Harsh words, yes, but less than four weeks into its airing the show's star was trying to make them a permanent part of the Trump brand. The Smoking Gun revealed 17 years ago today that Trump and his attorneys had filed a request with the U.S. Patent and Trademark Office seeking ownership of "You're fired!"

Attempting to patent a common phrase in the English language is audacious, although some have done it successfully. In Trump's case, he seems to have been motivated more by profit than linguistic hubris: His organization had already licensed expensive T-shirts that were on sale in Bloomingdale's with the slogan emblazoned on the chest. But Trump's cheeky legal gambit ran into another problem besides common English usage: It came in the form of suburban Chicago retailer Susan Brenner, whose ceramics studio and pottery store was named You're Fired.

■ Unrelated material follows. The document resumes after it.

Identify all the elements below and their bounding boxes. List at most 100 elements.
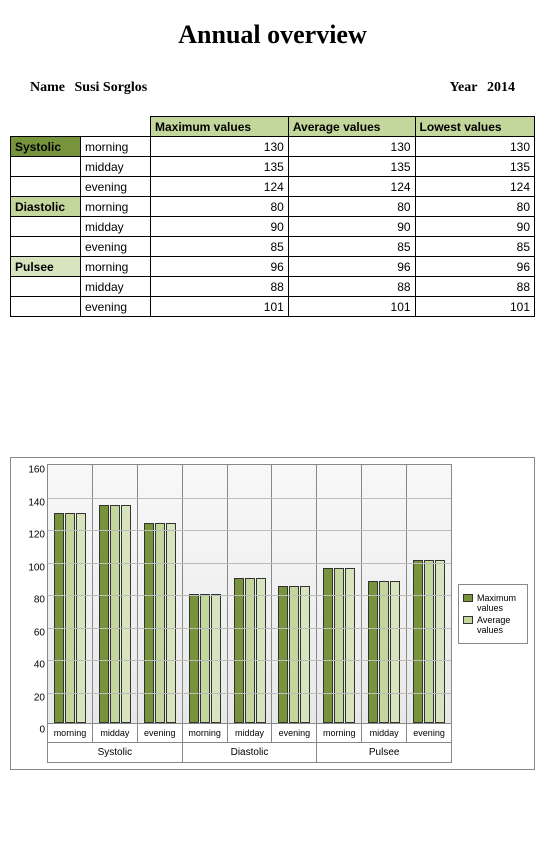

"Every person who walks into store now says, ‘Oh, you're copying Donald Trump,'" Brenner told the Chicago Tribune. "And I say, ‘No, he's copying me.'"

In the end, the patent office rejected Trump's claim even as "The Apprentice" provided him with an unlikely steppingstone into national politics. The episode also serves as a reminder of why, after the votes were counted in 2020, Trump was unwilling -- and seemed unable -- to absorb the two-word verdict rendered by voters that would end his tenure in the White House.